In my view, mystery flavors should not be written off as lacking ambition. They are an inevitable result of a number of factors that I will set out below.
Clue #1: Consumers are seeking awe and wonder
In its Food & Drink Personas 2023 report, consumer forecasting agency WGSN predict the rise of the ‘Sensory Seekers’. In a response to the pandemic, they anticipate an increasing cohort of people will gravitate toward the experimental and the newest of the new. “They are motivated to be the first to try different flavors, combinations or tech-led innovations.” Global fusions and new pairings will fuel the desire of these consumers.
Let’s face it, after the muted experience of the last couple of years, there is a palpable appetite for new. And as the cost of living crisis bites, mystery flavors represent a relatively inexpensive and accessible way to live a little.
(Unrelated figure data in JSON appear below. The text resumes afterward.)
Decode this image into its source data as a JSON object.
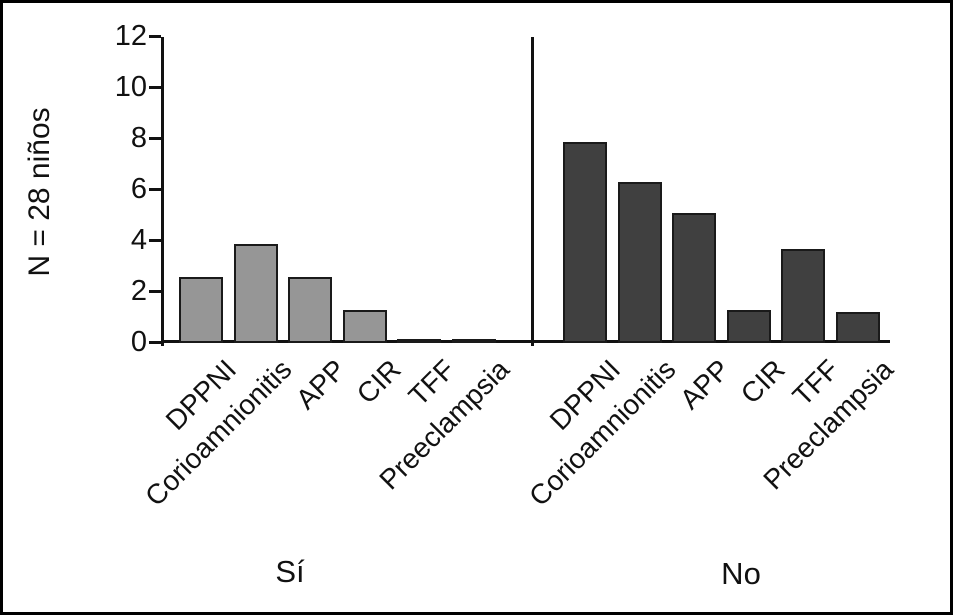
{
  "chart_data": {
    "type": "bar",
    "title": "",
    "ylabel": "N = 28 niños",
    "xlabel": "",
    "ylim": [
      0,
      12
    ],
    "yticks": [
      0,
      2,
      4,
      6,
      8,
      10,
      12
    ],
    "grid": false,
    "legend_position": "none",
    "categories": [
      "DPPNI",
      "Corioamnionitis",
      "APP",
      "CIR",
      "TFF",
      "Preeclampsia"
    ],
    "groups": [
      {
        "label": "Sí",
        "bar_color": "#969696",
        "values": [
          2.6,
          3.9,
          2.6,
          1.3,
          0.1,
          0.1
        ]
      },
      {
        "label": "No",
        "bar_color": "#404040",
        "values": [
          7.9,
          6.3,
          5.1,
          1.3,
          3.7,
          1.2
        ]
      }
    ],
    "bar_border_color": "#1a1a1a",
    "axis_color": "#111111",
    "background_color": "#ffffff",
    "frame_color": "#000000"
  }
}
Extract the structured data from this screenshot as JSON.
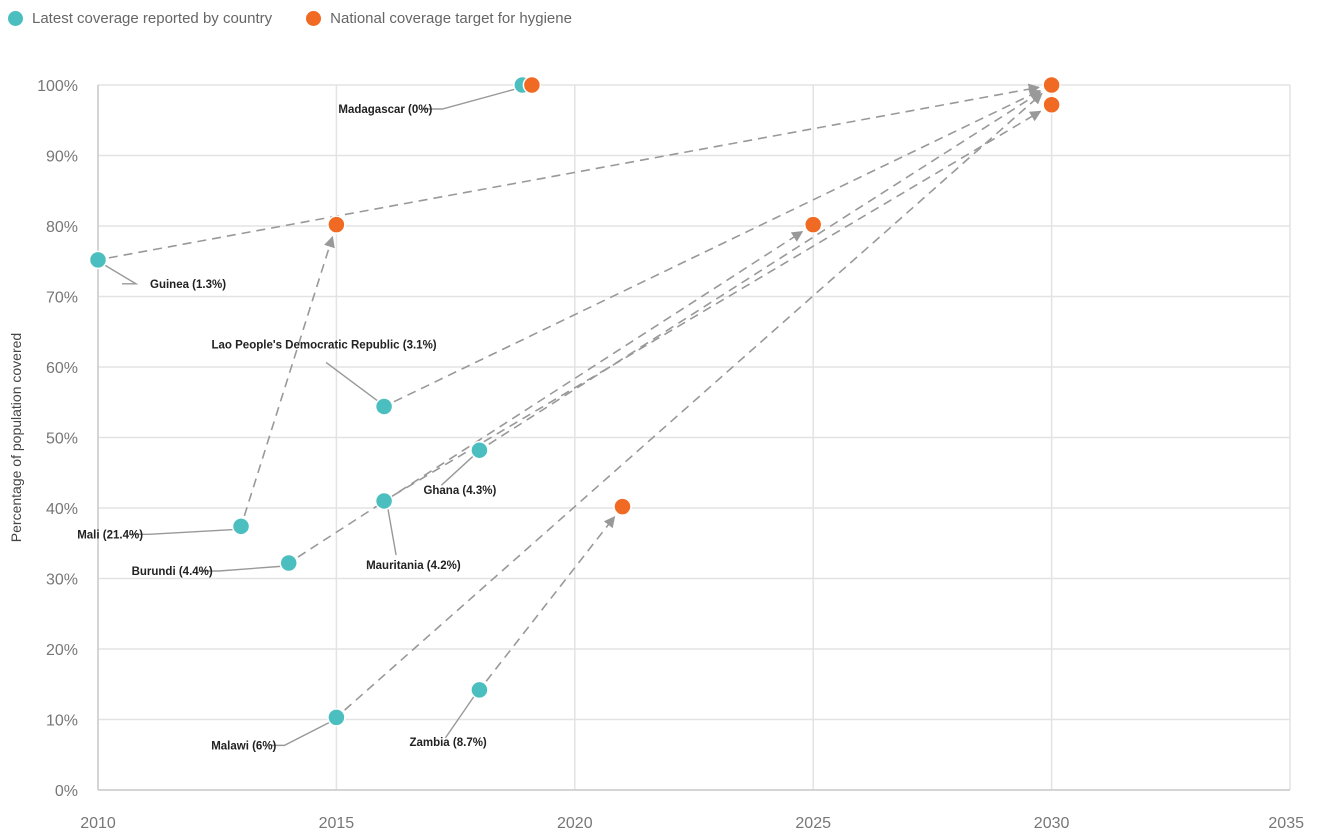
{
  "legend": {
    "actual_label": "Latest coverage reported by country",
    "target_label": "National coverage target for hygiene",
    "actual_color": "#4BBFBF",
    "target_color": "#F06A23"
  },
  "chart_data": {
    "type": "scatter",
    "title": "",
    "xlabel": "",
    "ylabel": "Percentage of population covered",
    "xlim": [
      2010,
      2035
    ],
    "ylim": [
      0,
      100
    ],
    "x_ticks": [
      "2010",
      "2015",
      "2020",
      "2025",
      "2030",
      "2035"
    ],
    "y_ticks": [
      "0%",
      "10%",
      "20%",
      "30%",
      "40%",
      "50%",
      "60%",
      "70%",
      "80%",
      "90%",
      "100%"
    ],
    "grid": true,
    "legend_position": "top-left",
    "series": [
      {
        "name": "Latest coverage reported by country",
        "color": "#4BBFBF",
        "points": [
          {
            "x": 2018.9,
            "y": 100
          },
          {
            "x": 2010,
            "y": 75.2
          },
          {
            "x": 2016,
            "y": 54.4
          },
          {
            "x": 2018,
            "y": 48.2
          },
          {
            "x": 2016,
            "y": 41
          },
          {
            "x": 2013,
            "y": 37.4
          },
          {
            "x": 2014,
            "y": 32.2
          },
          {
            "x": 2015,
            "y": 10.3
          },
          {
            "x": 2018,
            "y": 14.2
          }
        ]
      },
      {
        "name": "National coverage target for hygiene",
        "color": "#F06A23",
        "points": [
          {
            "x": 2019.1,
            "y": 100
          },
          {
            "x": 2015,
            "y": 80.2
          },
          {
            "x": 2025,
            "y": 80.2
          },
          {
            "x": 2030,
            "y": 100
          },
          {
            "x": 2030,
            "y": 97.2
          },
          {
            "x": 2021,
            "y": 40.2
          }
        ]
      }
    ],
    "countries": [
      {
        "label": "Madagascar (0%)",
        "actual": [
          2018.9,
          100
        ],
        "target": [
          2019.1,
          100
        ]
      },
      {
        "label": "Guinea (1.3%)",
        "actual": [
          2010,
          75.2
        ],
        "target": [
          2030,
          100
        ]
      },
      {
        "label": "Lao People's Democratic Republic (3.1%)",
        "actual": [
          2016,
          54.4
        ],
        "target": [
          2030,
          100
        ]
      },
      {
        "label": "Ghana (4.3%)",
        "actual": [
          2018,
          48.2
        ],
        "target": [
          2030,
          100
        ]
      },
      {
        "label": "Mauritania (4.2%)",
        "actual": [
          2016,
          41
        ],
        "target": [
          2030,
          97.2
        ]
      },
      {
        "label": "Mali (21.4%)",
        "actual": [
          2013,
          37.4
        ],
        "target": [
          2015,
          80.2
        ]
      },
      {
        "label": "Burundi (4.4%)",
        "actual": [
          2014,
          32.2
        ],
        "target": [
          2025,
          80.2
        ]
      },
      {
        "label": "Malawi (6%)",
        "actual": [
          2015,
          10.3
        ],
        "target": [
          2030,
          100
        ]
      },
      {
        "label": "Zambia (8.7%)",
        "actual": [
          2018,
          14.2
        ],
        "target": [
          2021,
          40.2
        ]
      }
    ]
  }
}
Clue #2: Manufacturers want our attention
It’s the big driver behind MMR’s Making Impact series of webcasts. The great digital acceleration is weighing down on attention spans. Media consumption is fragmenting. Campaign effectiveness is sliding. Meanwhile, choices continue to be overwhelming. Why on earth would anyone care about your next carefully considered range extension?
Mystery flavors play to the most common of human weaknesses: fear of missing out (FOMO). Their limited life and captivating communications have a propensity to break through more effectively than a grand unveiling of yet another Strawberry & Lime.
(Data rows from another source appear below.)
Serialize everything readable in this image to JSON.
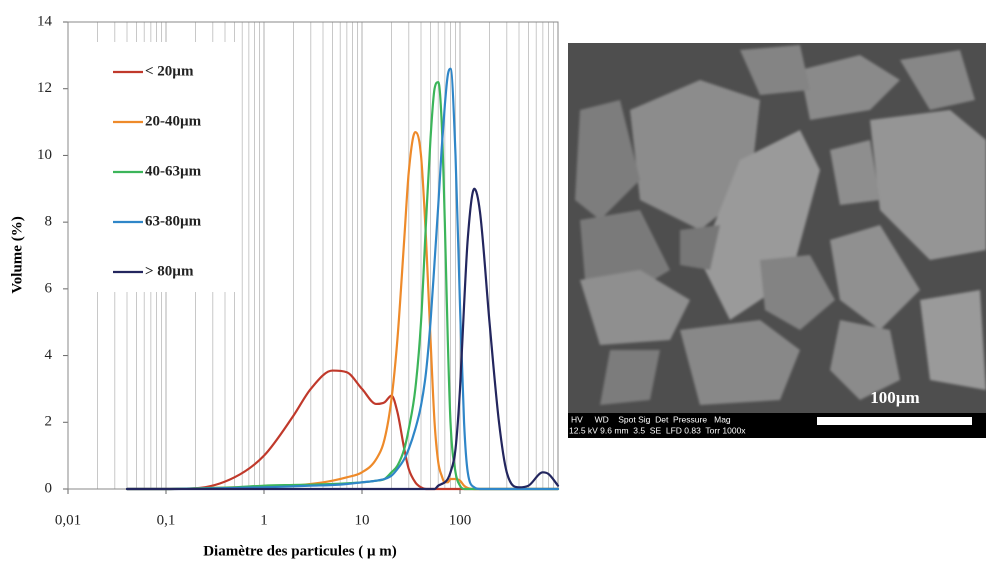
{
  "chart_data": {
    "type": "line",
    "xlabel": "Diamètre des particules ( μ m)",
    "ylabel": "Volume (%)",
    "xscale": "log",
    "grid": true,
    "legend": "upper-left",
    "xlim": [
      0.01,
      1000
    ],
    "ylim": [
      0,
      14
    ],
    "xticks": [
      {
        "value": 0.01,
        "label": "0,01"
      },
      {
        "value": 0.1,
        "label": "0,1"
      },
      1,
      10,
      100
    ],
    "xminorticks": [
      0.02,
      0.03,
      0.04,
      0.05,
      0.06,
      0.07,
      0.08,
      0.09,
      0.2,
      0.3,
      0.4,
      0.5,
      0.6,
      0.7,
      0.8,
      0.9,
      2,
      3,
      4,
      5,
      6,
      7,
      8,
      9,
      20,
      30,
      40,
      50,
      60,
      70,
      80,
      90,
      200,
      300,
      400,
      500,
      600,
      700,
      800,
      900
    ],
    "yticks": [
      0,
      2,
      4,
      6,
      8,
      10,
      12,
      14
    ],
    "x": [
      0.04,
      0.1,
      0.2,
      0.5,
      1,
      2,
      3,
      5,
      7,
      10,
      14,
      17,
      20,
      23,
      27,
      30,
      35,
      40,
      45,
      50,
      55,
      60,
      65,
      70,
      75,
      80,
      90,
      100,
      110,
      120,
      140,
      160,
      200,
      250,
      300,
      400,
      500,
      700,
      800,
      1000
    ],
    "series": [
      {
        "name": "< 20µm",
        "color": "#c0392b",
        "values": [
          0,
          0,
          0.02,
          0.35,
          1.0,
          2.2,
          3.0,
          3.55,
          3.5,
          3.0,
          2.55,
          2.6,
          2.8,
          2.3,
          1.2,
          0.6,
          0.2,
          0.05,
          0,
          0,
          0,
          0,
          0,
          0,
          0,
          0,
          0,
          0,
          0,
          0,
          0,
          0,
          0,
          0,
          0,
          0,
          0,
          0,
          0,
          0
        ]
      },
      {
        "name": "20-40µm",
        "color": "#ee8a2a",
        "values": [
          0,
          0,
          0.02,
          0.05,
          0.07,
          0.1,
          0.15,
          0.25,
          0.35,
          0.5,
          0.9,
          1.5,
          2.7,
          4.5,
          7.5,
          9.5,
          10.7,
          10.0,
          7.5,
          4.5,
          2.0,
          0.8,
          0.4,
          0.2,
          0.2,
          0.3,
          0.3,
          0.25,
          0.1,
          0.03,
          0,
          0,
          0,
          0,
          0,
          0,
          0,
          0,
          0,
          0
        ]
      },
      {
        "name": "40-63µm",
        "color": "#3cb55a",
        "values": [
          0,
          0,
          0.02,
          0.05,
          0.1,
          0.12,
          0.13,
          0.15,
          0.17,
          0.2,
          0.25,
          0.3,
          0.5,
          0.7,
          1.2,
          1.8,
          3.0,
          5.0,
          8.0,
          10.5,
          12.0,
          12.2,
          11.0,
          8.0,
          4.5,
          2.0,
          0.5,
          0.1,
          0,
          0,
          0,
          0,
          0,
          0,
          0,
          0,
          0,
          0,
          0,
          0
        ]
      },
      {
        "name": "63-80µm",
        "color": "#2f86c8",
        "values": [
          0,
          0,
          0.01,
          0.03,
          0.05,
          0.08,
          0.1,
          0.12,
          0.15,
          0.2,
          0.25,
          0.3,
          0.4,
          0.6,
          0.9,
          1.2,
          1.8,
          2.5,
          3.5,
          5.0,
          6.8,
          8.5,
          10.2,
          11.5,
          12.4,
          12.6,
          10.0,
          5.5,
          2.0,
          0.5,
          0.05,
          0,
          0,
          0,
          0,
          0,
          0,
          0,
          0,
          0
        ]
      },
      {
        "name": "> 80µm",
        "color": "#23265e",
        "values": [
          0,
          0,
          0,
          0,
          0,
          0,
          0,
          0,
          0,
          0,
          0,
          0,
          0,
          0,
          0,
          0,
          0,
          0,
          0,
          0,
          0,
          0.1,
          0.15,
          0.2,
          0.3,
          0.5,
          1.2,
          3.0,
          5.5,
          7.5,
          9.0,
          8.3,
          5.0,
          2.0,
          0.5,
          0.05,
          0.1,
          0.5,
          0.45,
          0.1
        ]
      }
    ]
  },
  "image": {
    "scale_label": "100µm",
    "info_header": "HV     WD    Spot Sig  Det  Pressure   Mag",
    "info_values": "12.5 kV 9.6 mm  3.5  SE  LFD 0.83  Torr 1000x"
  }
}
As manufacturers struggle to be noticed on the airwaves, we must expect more product-based stunts like mystery flavors in the years ahead.
Clue #3: Social influencers love them
All brands recognize the importance of content across social platforms. As Oscar Wilde wrote, “there is only one thing in life worse than being talked about, and that is not being talked about.” Content makers on YouTube, TikTok and Instagram just love to sample the latest mystery buys for the benefit of their subscribers. Mystery flavors are a gift!
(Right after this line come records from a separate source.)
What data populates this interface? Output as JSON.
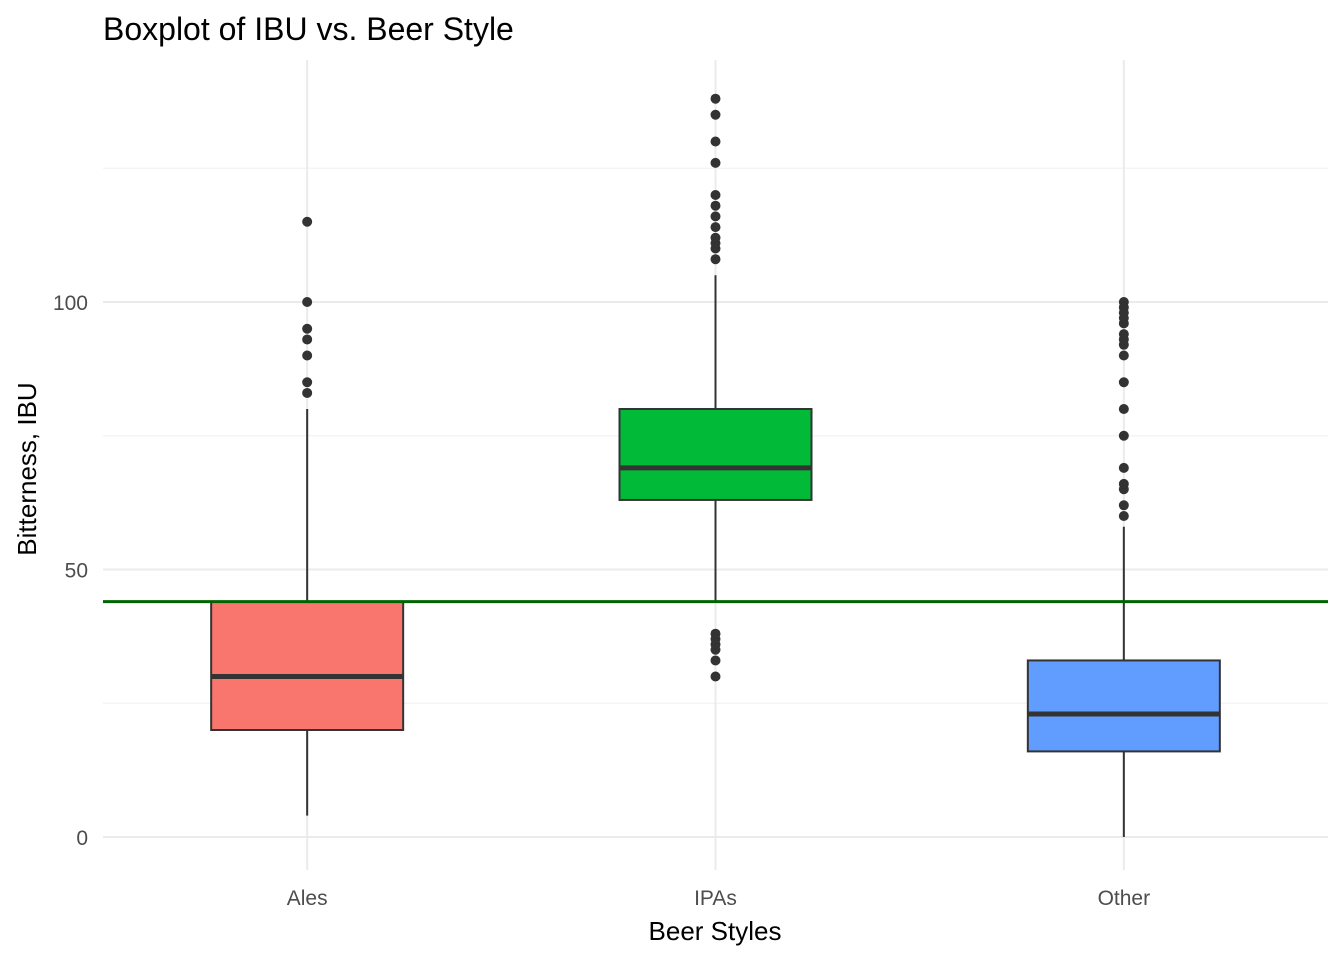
{
  "chart_data": {
    "type": "boxplot",
    "title": "Boxplot of IBU vs. Beer Style",
    "xlabel": "Beer Styles",
    "ylabel": "Bitterness, IBU",
    "categories": [
      "Ales",
      "IPAs",
      "Other"
    ],
    "ylim": [
      -6,
      145
    ],
    "yticks": [
      0,
      50,
      100
    ],
    "yticks_labels": [
      "0",
      "50",
      "100"
    ],
    "grid": true,
    "legend": "none",
    "boxes": [
      {
        "category": "Ales",
        "color": "#F8766D",
        "whisker_low": 4,
        "q1": 20,
        "median": 30,
        "q3": 44,
        "whisker_high": 80,
        "outliers": [
          83,
          85,
          90,
          93,
          95,
          100,
          115
        ]
      },
      {
        "category": "IPAs",
        "color": "#00BA38",
        "whisker_low": 44,
        "q1": 63,
        "median": 69,
        "q3": 80,
        "whisker_high": 105,
        "outliers": [
          30,
          33,
          35,
          36,
          37,
          38,
          108,
          110,
          111,
          112,
          114,
          116,
          118,
          120,
          126,
          130,
          135,
          138
        ]
      },
      {
        "category": "Other",
        "color": "#619CFF",
        "whisker_low": 0,
        "q1": 16,
        "median": 23,
        "q3": 33,
        "whisker_high": 58,
        "outliers": [
          60,
          62,
          65,
          66,
          69,
          75,
          80,
          85,
          90,
          92,
          93,
          94,
          96,
          97,
          98,
          99,
          100
        ]
      }
    ],
    "reference_line": {
      "y": 44,
      "color": "#006400"
    },
    "point_color": "#333333"
  }
}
Of course, the strategy only works if enough people are familiar with your original flavors. But if this is the case, there is something about this content that elevates brand status. It becomes more iconic.
Clue #4: Hard to beat benchmarks
For brand managers, the tough reality is that it’s becoming harder for new flavors to succeed in conceptual flavor sorts, both in terms of absolute and incremental appeal. Most manufacturers will encounter lack-luster results for their most hopeful of flavor candidates.
Wacky flavors are polarizing. Flavor ‘twists’ are cannibalizing. Benchmark flavors (think Vanilla, Tomato & Basil, Smokey Bacon) are tough acts to beat!
Maybe that’s why many manufacturers have concluded that it’s easier not to tell the shopper what they’re going to get and instead rely on intrigue to trigger purchase. For limited runs, it’s hard to argue with this thinking.
#Clue 5: Opportunities for brand intimacy
People love brands, but product consumption is often passive. I try and resist looking at my phone when I am eating, but it isn’t easy. As a champion of product experiences, I can see how mystery flavors can work to raise people’s levels of engagement. When the flavor is unknown, the consumer must really tune in if there is any hope of solving the puzzle.
Done well, mystery flavors can educate consumers in the finer aspects of product delivery, delving into some of the more subtle characteristics of a brand. This can lead to a greater appreciation of the full sensory journey and an expanded awareness of product sounds, textures and aromas.
So, there is more to this mystery than meets the eye. It is my belief that mystery flavors have a very powerful role to play in a brand’s product portfolio. They are not a replacement for breakthrough innovation, but in an age of distractions, mystery flavors can be a great way for brands to grab people’s attention and deliver altogether more rewarding moments of consumption.